MOSCOW — On Friday, Naomi Campbell was wearing a czarist-inspired outfit and perched on the balcony ledge of a ninth-floor presidential suite here. Behind her, jutting from roofs, were gold onion domes and red Soviet stars. Makeup artists buzzed around, their feet almost over the edge of the precipice.
“Paparazzi, there, there, on the roof, I see them,” she suddenly cried.
“Where, where?” came the anxious reply from a scrum of assistants, tanned models and a bodyguard.
In the middle of it all, unruffled and with his camera trained on Campbell, was Karl Lagerfeld.
The designer was in the city — amazingly, his first time ever — for a presentation of the Paris-Moscow collection, which made its debut in Paris in December and pays tribute to Chanel’s Russian links (Coco Chanel and Grand Duke Dmitri Pavlovich were lovers). It was the first time a Chanel collection had been shown in Moscow since 1967. The Campbell shoot, for an issue of V magazine, was something Lagerfeld fit in on the side.
Visiting Moscow wasn’t only a chance for Lagerfeld to trace Chanel’s roots — it was also an opportunity to revisit his own.
In a good-humored interview before the show, Lagerfeld said that, while he’d only been in town a day, he’d already formed some strong opinions about Russians.
“I think the women are better than the men. I think if I were a woman here, I would be a lesbian,” he said sardonically, wearing dark glasses, a custom-made high-collared shirt and a Martin Margiela suit and tie.

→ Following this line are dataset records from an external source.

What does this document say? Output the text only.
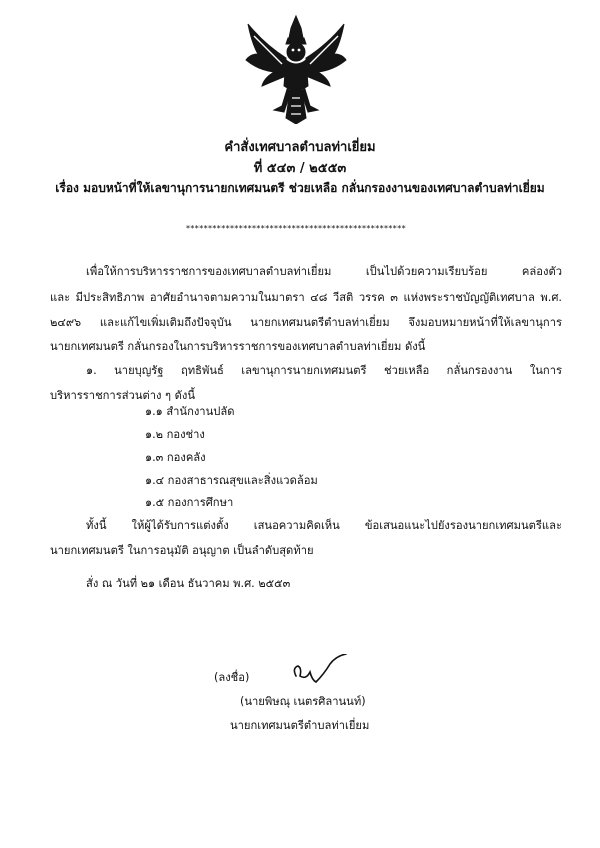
คำสั่งเทศบาลตำบลท่าเยี่ยม
ที่ ๕๔๓ / ๒๕๕๓
เรื่อง มอบหน้าที่ให้เลขานุการนายกเทศมนตรี ช่วยเหลือ กลั่นกรองงานของเทศบาลตำบลท่าเยี่ยม
**************************************************
เพื่อให้การบริหารราชการของเทศบาลตำบลท่าเยี่ยม เป็นไปด้วยความเรียบร้อย คล่องตัว
และ มีประสิทธิภาพ อาศัยอำนาจตามความในมาตรา ๔๘ วีสติ วรรค ๓ แห่งพระราชบัญญัติเทศบาล พ.ศ.
๒๔๙๖ และแก้ไขเพิ่มเติมถึงปัจจุบัน นายกเทศมนตรีตำบลท่าเยี่ยม จึงมอบหมายหน้าที่ให้เลขานุการ
นายกเทศมนตรี กลั่นกรองในการบริหารราชการของเทศบาลตำบลท่าเยี่ยม ดังนี้
๑. นายบุญรัฐ ฤทธิพันธ์ เลขานุการนายกเทศมนตรี ช่วยเหลือ กลั่นกรองงาน ในการ
บริหารราชการส่วนต่าง ๆ ดังนี้
๑.๑ สำนักงานปลัด
๑.๒ กองช่าง
๑.๓ กองคลัง
๑.๔ กองสาธารณสุขและสิ่งแวดล้อม
๑.๕ กองการศึกษา
ทั้งนี้ ให้ผู้ได้รับการแต่งตั้ง เสนอความคิดเห็น ข้อเสนอแนะไปยังรองนายกเทศมนตรีและ
นายกเทศมนตรี ในการอนุมัติ อนุญาต เป็นลำดับสุดท้าย
สั่ง ณ วันที่ ๒๑ เดือน ธันวาคม พ.ศ. ๒๕๕๓
(ลงชื่อ)
(นายพิษณุ เนตรศิลานนท์)
นายกเทศมนตรีตำบลท่าเยี่ยม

But then, remembering whom he’d just photographed, he added: “I met only one very handsome man — that’s the boyfriend of Naomi [real estate mogul Vladislav Doronin]. He’s quite stunning. With the others, maybe I don’t have the right eye.”
Lagerfeld didn’t have a chance to do any sightseeing, not even the attractions on his hotel’s doorstep — Red Square and St. Basil’s Cathedral. But he said it didn’t really bother him.
“Moscow is a city I knew quite well without coming here because I’m an informed person — there are so many books, novels, photos, that in a way I know it….I have a feeling I know exactly what is in every museum.”
In a philosophical aside, he said he prefers to read about a place than visit it, anyway: “I like imagination and the way I think things could be, had been or should be — better than reality. You’re never disappointed by your imagination, but you can be very disappointed by reality.”
On Thursday night, he had dinner at Vogue Café, and while he said it was pleasant, he hasn’t found Russian food to his taste. He usually only eats steamed fish and grilled vegetables, he said, and Russians can’t get it right. He brought some of his staples — corn bread and a protein source — with him.
Lagerfeld also emphasized his dislike of borscht, a legacy from his father, who was involved in an export business in Russia from 1906 to 1917 and traveled frequently to Moscow and Vladivostok. After the Russian Revolution, Lagerfeld said, his father and other foreigners were forced to leave the country.
“He regretted Russia for the rest of his life. He really loved it, and so we had to eat borscht at home once a week. I cannot stand borscht, and I’ve never eaten it again,” said Lagerfeld.
Still, some good came out his father’s sudden departure. Lagerfeld pulled up his jacket sleeves to reveal silver Fabergé cuff links with a sapphire cross in the center. His father bought them in 1917 to get rid of his Russian currency.
“I think they’re chic, no?” Lagerfeld asked.
Later, an audience that included Campbell, Doronin, dozens of wealthy Russians and the daughter of the Azeri president watched the Paris-Moscow show at the gilded Maly Theater.
“Moscow audiences are the worst in the world,” said Aisel Trudel, who runs 15 luxury stores in the capital. “But I think he definitely won them over.”